Suddenly loud screeching was followed by the smell of burning rubber and the crash of twisted metal.


“Aye, man! Aye, that’s my damn car! What you doin'?” Screamed a man from the parking lot in front of the playground where the three children were about to set up for the last game of Freeze Tag.


“Whoa! What’s going on?” Niko yelled while holding her face with both hands.

All three kids ran to the cinderblock wall to see what was happening.

A man had crashed into a parked car while the owner was washing it, the impact causing the owner to fall to the ground. As the kids looked on, the owner was able to stand to his feet, “What the hell just happened?” he yelled.

The man who crashed into the parked vehicle started to get out of his car, and Kenyatta thought, Ah!, maybe he’s going to apologize and wait for the police.


“Look!” said Robert, pointing at the man from the wrecked car.

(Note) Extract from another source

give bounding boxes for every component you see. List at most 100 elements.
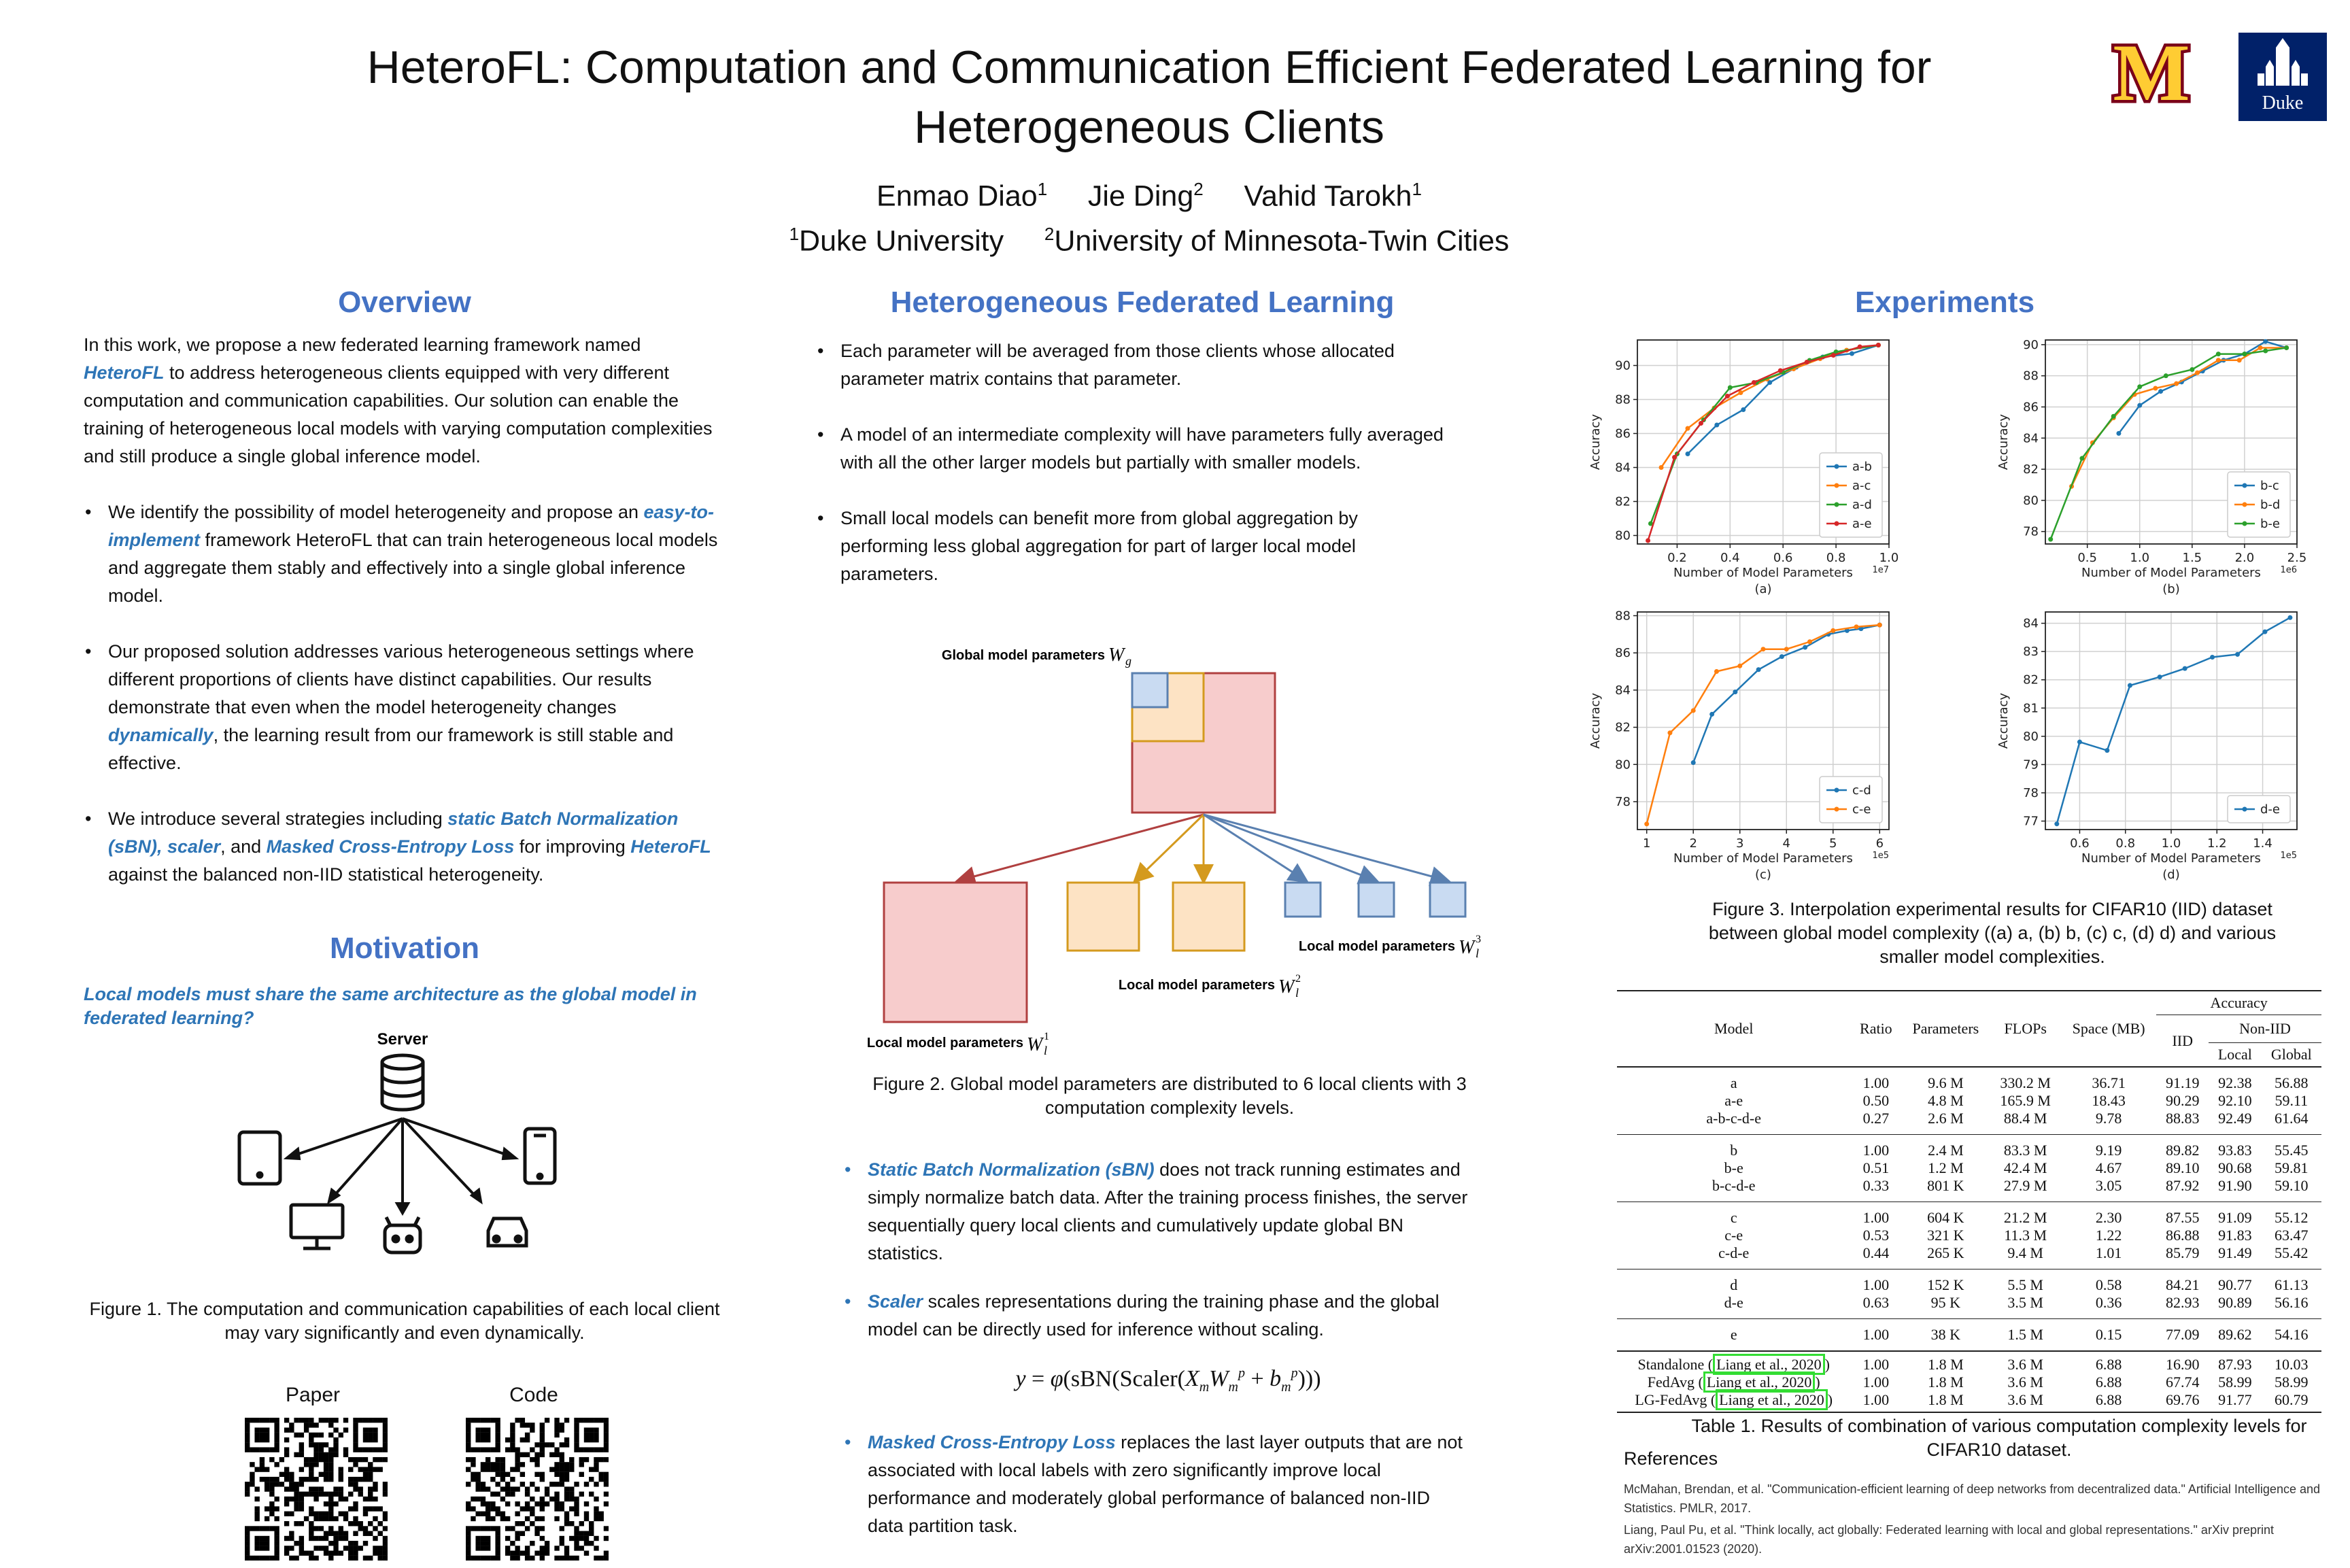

The man was running toward the other car owner with jumper cables in his hands, he was trying to attack him. But he tripped over a bucket of soapy water the other man had been using to wash his car. Standing over the man who had crashed into his freshly washed and waxed car, he looked down and thought, I know you.


“Yo! What the fuck! Man, I know you, you that dude who calls himself being in love with my wife! Yeah, that’s you, mother fuck! You been stalking her, you punk bitch!” exclaimed the man, and he grabbed the jumper cables and lunged at the man on the ground.


Blood-curdling screams rose from the parking lot. “My ear, my ear, you pulled off my damn ear,” yelled the man who had crashed his car. He held the spot where his right ear had been, blood gushing between his fingers.


Niko said, “Ay dios mío!”

The disembodied voice of Kenyatta’s mother came from the other side of the playground, “KENYATTA! KEN-YAT-TA! You know you supposed to be in the house when—”

In almost perfect harmony, all three kids turned and said, “When the streetlights come on!”